1) Meaning
The KS statistic is a measure of the maximum difference between two cumulative distribution functions (CDFs).
- In statistics: used to test if two samples come from the same distribution (KS test).
- In machine learning (especially credit scoring / binary classification): the KS statistic measures how well a model separates positive vs. negative classes.
Intuition:
- If the two distributions are very different → KS is large.
- If they overlap heavily → KS is small.
2) Formula
For binary classification (positive = 1, negative = 0):
- Compute CDF of positives: proportion of actual positives up to a given score threshold.
- Compute CDF of negatives: proportion of actual negatives up to the same threshold.

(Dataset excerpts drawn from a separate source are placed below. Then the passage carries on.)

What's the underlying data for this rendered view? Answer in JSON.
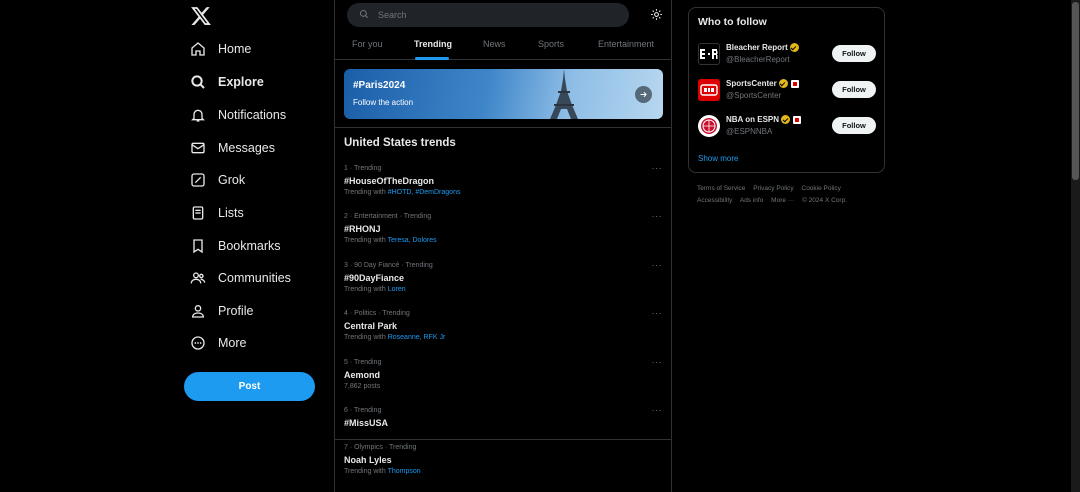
{
  "nav": {
    "items": [
      {
        "label": "Home",
        "icon": "home-icon"
      },
      {
        "label": "Explore",
        "icon": "search-icon",
        "active": true
      },
      {
        "label": "Notifications",
        "icon": "bell-icon"
      },
      {
        "label": "Messages",
        "icon": "envelope-icon"
      },
      {
        "label": "Grok",
        "icon": "grok-icon"
      },
      {
        "label": "Lists",
        "icon": "list-icon"
      },
      {
        "label": "Bookmarks",
        "icon": "bookmark-icon"
      },
      {
        "label": "Communities",
        "icon": "people-icon"
      },
      {
        "label": "Profile",
        "icon": "person-icon"
      },
      {
        "label": "More",
        "icon": "more-circle-icon"
      }
    ],
    "post_label": "Post"
  },
  "search": {
    "placeholder": "Search"
  },
  "tabs": [
    {
      "label": "For you"
    },
    {
      "label": "Trending",
      "active": true
    },
    {
      "label": "News"
    },
    {
      "label": "Sports"
    },
    {
      "label": "Entertainment"
    }
  ],
  "banner": {
    "title": "#Paris2024",
    "subtitle": "Follow the action"
  },
  "trends_title": "United States trends",
  "trends": [
    {
      "meta": "1 · Trending",
      "name": "#HouseOfTheDragon",
      "sub_prefix": "Trending with",
      "sub_links": "#HOTD, #DemDragons"
    },
    {
      "meta": "2 · Entertainment · Trending",
      "name": "#RHONJ",
      "sub_prefix": "Trending with",
      "sub_links": "Teresa, Dolores"
    },
    {
      "meta": "3 · 90 Day Fiancé · Trending",
      "name": "#90DayFiance",
      "sub_prefix": "Trending with",
      "sub_links": "Loren"
    },
    {
      "meta": "4 · Politics · Trending",
      "name": "Central Park",
      "sub_prefix": "Trending with",
      "sub_links": "Roseanne, RFK Jr"
    },
    {
      "meta": "5 · Trending",
      "name": "Aemond",
      "sub_prefix": "7,862 posts",
      "sub_links": ""
    },
    {
      "meta": "6 · Trending",
      "name": "#MissUSA",
      "sub_prefix": "",
      "sub_links": ""
    },
    {
      "meta": "7 · Olympics · Trending",
      "name": "Noah Lyles",
      "sub_prefix": "Trending with",
      "sub_links": "Thompson"
    }
  ],
  "who_to_follow": {
    "title": "Who to follow",
    "accounts": [
      {
        "name": "Bleacher Report",
        "handle": "@BleacherReport",
        "follow_label": "Follow"
      },
      {
        "name": "SportsCenter",
        "handle": "@SportsCenter",
        "follow_label": "Follow"
      },
      {
        "name": "NBA on ESPN",
        "handle": "@ESPNNBA",
        "follow_label": "Follow"
      }
    ],
    "show_more": "Show more"
  },
  "footer": {
    "links": [
      "Terms of Service",
      "Privacy Policy",
      "Cookie Policy",
      "Accessibility",
      "Ads info",
      "More ···",
      "© 2024 X Corp."
    ]
  },
  "colors": {
    "accent": "#1d9bf0",
    "background": "#000000",
    "border": "#2f3336",
    "muted": "#71767b",
    "verified": "#e2b719"
  }
}
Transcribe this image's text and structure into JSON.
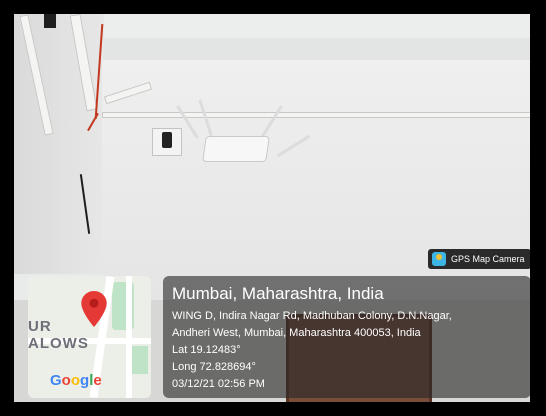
{
  "photo": {
    "subject": "wall-mounted white wifi router with antennas",
    "palette": {
      "wall": "#e9eaea",
      "cable": "#c2391f",
      "door": "#7a4c3a"
    }
  },
  "gps_badge": {
    "label": "GPS Map Camera",
    "icon": "gps-map-camera-app-icon"
  },
  "map": {
    "area_text_1": "UR",
    "area_text_2": "ALOWS",
    "logo": "Google",
    "pin_color": "#e53935",
    "icon": "location-pin-icon"
  },
  "info": {
    "city": "Mumbai, Maharashtra, India",
    "address_line1": "WING D, Indira Nagar Rd, Madhuban Colony, D.N.Nagar,",
    "address_line2": "Andheri West, Mumbai, Maharashtra 400053, India",
    "lat": "Lat 19.12483°",
    "long": "Long 72.828694°",
    "datetime": "03/12/21 02:56 PM"
  }
}
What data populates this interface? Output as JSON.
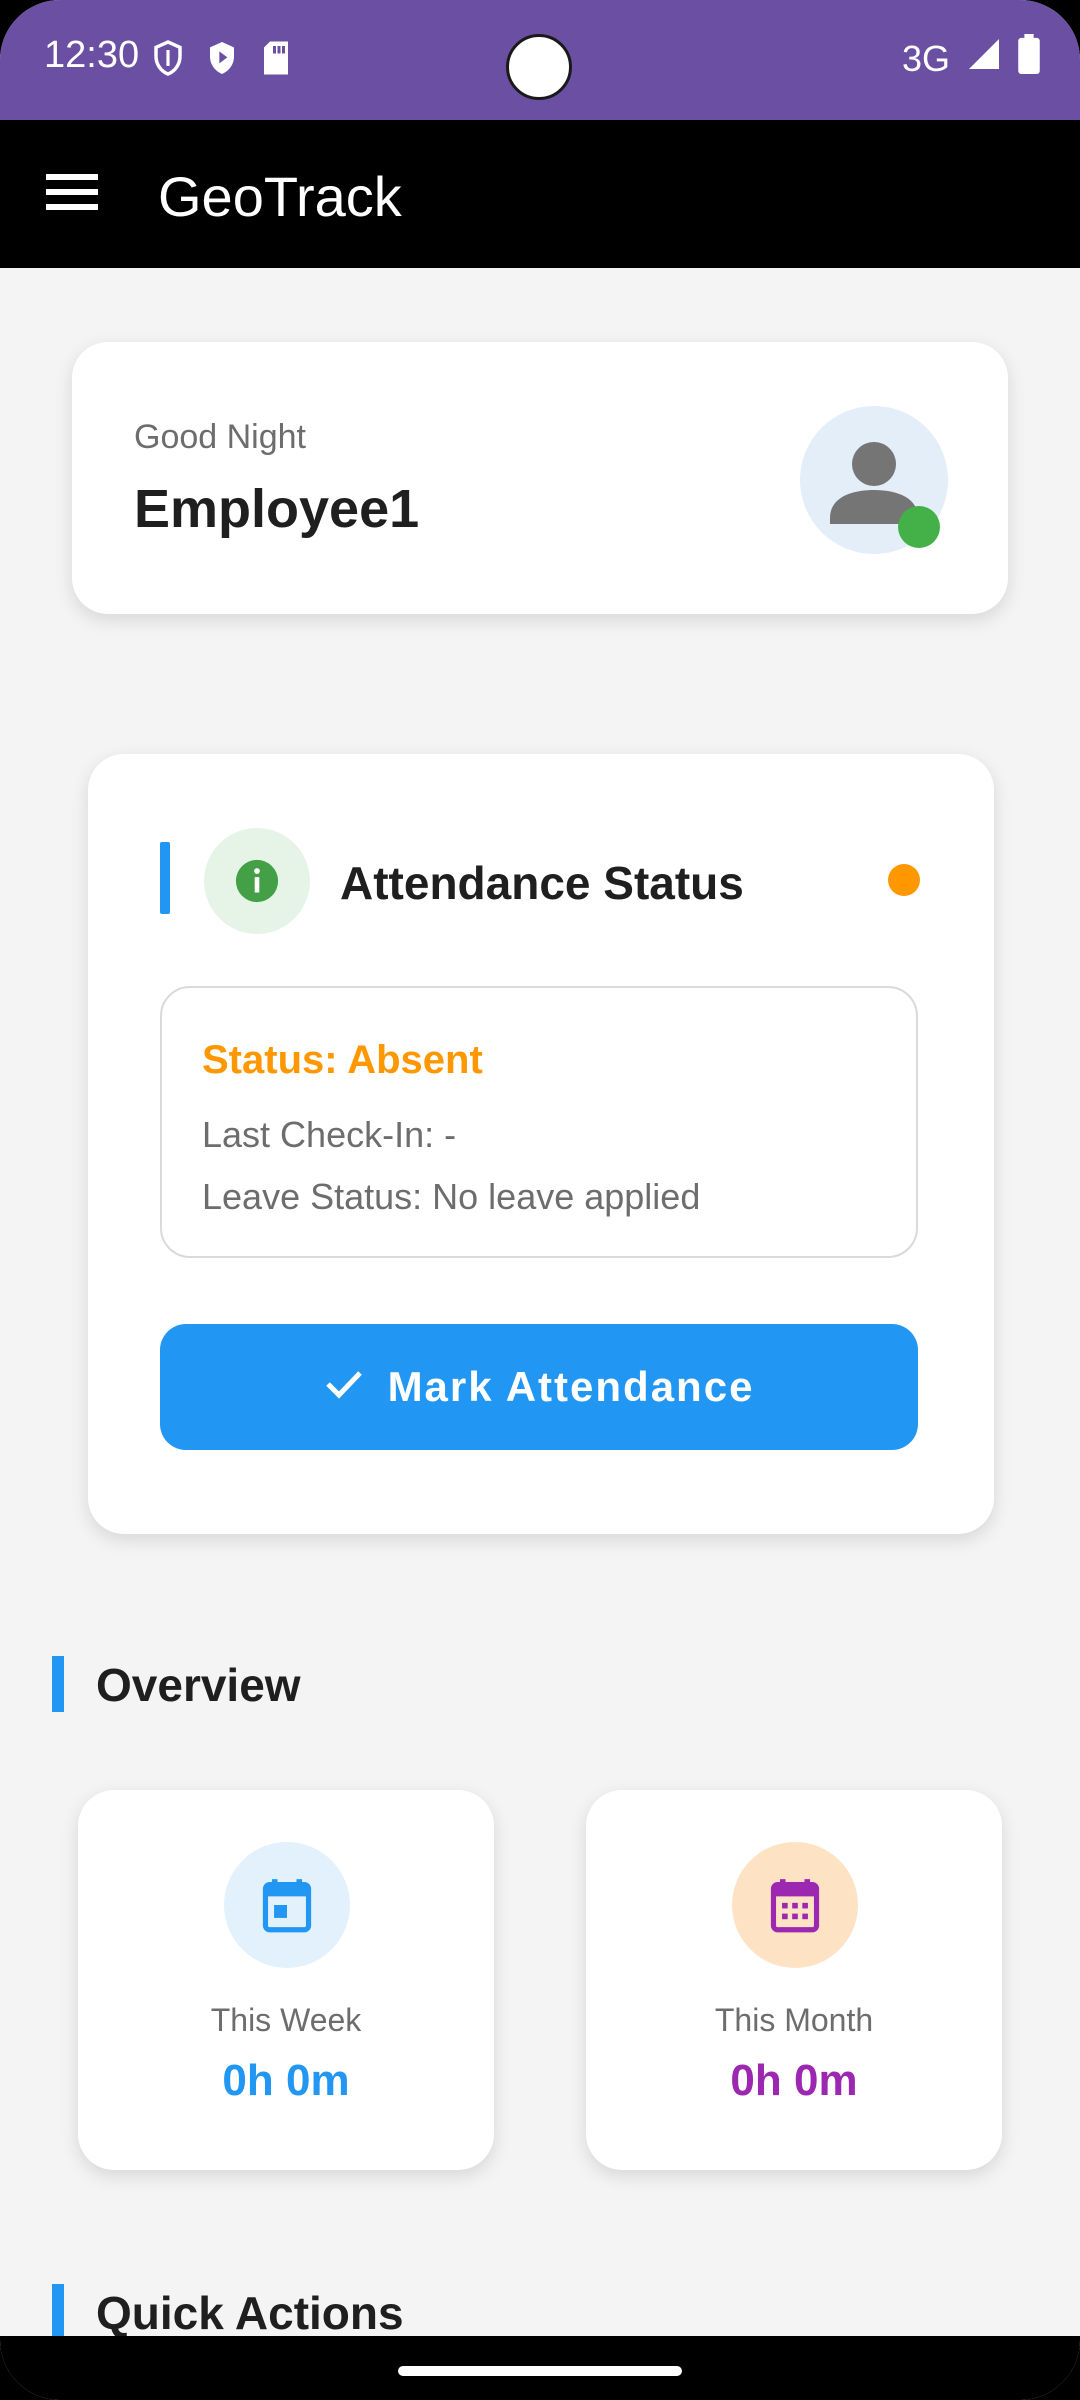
{
  "status_bar": {
    "time": "12:30",
    "network": "3G",
    "icons": [
      "shield-outline-icon",
      "play-shield-icon",
      "sd-card-icon",
      "signal-icon",
      "battery-icon"
    ]
  },
  "app_bar": {
    "title": "GeoTrack",
    "menu_icon": "menu-icon"
  },
  "greeting": {
    "label": "Good Night",
    "name": "Employee1",
    "online_status_color": "#43b048"
  },
  "attendance": {
    "title": "Attendance Status",
    "icon": "info-icon",
    "indicator_color": "#ff9800",
    "status": "Status: Absent",
    "last_check_in": "Last Check-In: -",
    "leave_status": "Leave Status: No leave applied",
    "button_label": "Mark Attendance",
    "button_icon": "check-icon"
  },
  "overview": {
    "title": "Overview",
    "cards": [
      {
        "label": "This Week",
        "value": "0h 0m",
        "color": "#2196f3",
        "icon": "calendar-icon"
      },
      {
        "label": "This Month",
        "value": "0h 0m",
        "color": "#9c27b0",
        "icon": "calendar-month-icon"
      }
    ]
  },
  "quick_actions": {
    "title": "Quick Actions"
  },
  "colors": {
    "status_bar": "#6a4fa3",
    "app_bar": "#000000",
    "accent": "#2196f3",
    "absent": "#ff9800"
  }
}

- KS statistic = maximum vertical distance between the two CDFs:
$KS = \max_x \; | F_{\text{positive}}(x) – F_{\text{negative}}(x) |$
Where $F$ = cumulative distribution.
3) Example
Suppose we score 1,000 customers with a credit risk model:
- 500 are “good” (non-default), 500 are “bad” (default).
- Sort customers by predicted score.
- At each threshold, compute:
- % of bads captured (True Positive Rate)
- % of goods captured (False Positive Rate)
- KS = largest gap between these two curves.
If at score = 0.65:
- CDF bads = 0.70 (70% of bads identified)
- CDF goods = 0.30 (30% of goods misclassified)
- Gap = 0.40 → KS = 40%
4) Interpretation
- KS ranges from 0 → 1 (or 0% → 100%).
- Higher KS = better separation.
- KS = 0 → model has no power (both distributions identical).
- KS ≈ 0.4–0.6 → strong discriminatory power (common in credit risk models).
- In practice:
- KS < 0.2 → weak model.
- KS ~ 0.3–0.4 → moderate.
- KS > 0.4 → strong.
5) Applications
- Credit Scoring: KS is one of the most used model evaluation metrics.
- Hypothesis Testing: KS test compares sample vs. reference distribution.
- Model Validation: Detects overfitting or poor generalization if KS differs greatly between train and test sets.
6) Relation to Other Metrics
- Similar to AUC (ROC curve): both measure separability of classes.
- AUC integrates the whole ROC curve, while KS focuses on the maximum point of separation.
- Both are threshold-independent metrics.
Bottom line:
The KS statistic measures the maximum difference between cumulative distributions of two groups (positives vs. negatives). In ML, a higher KS means better class separation, making it a key metric in credit scoring and binary classification evaluation.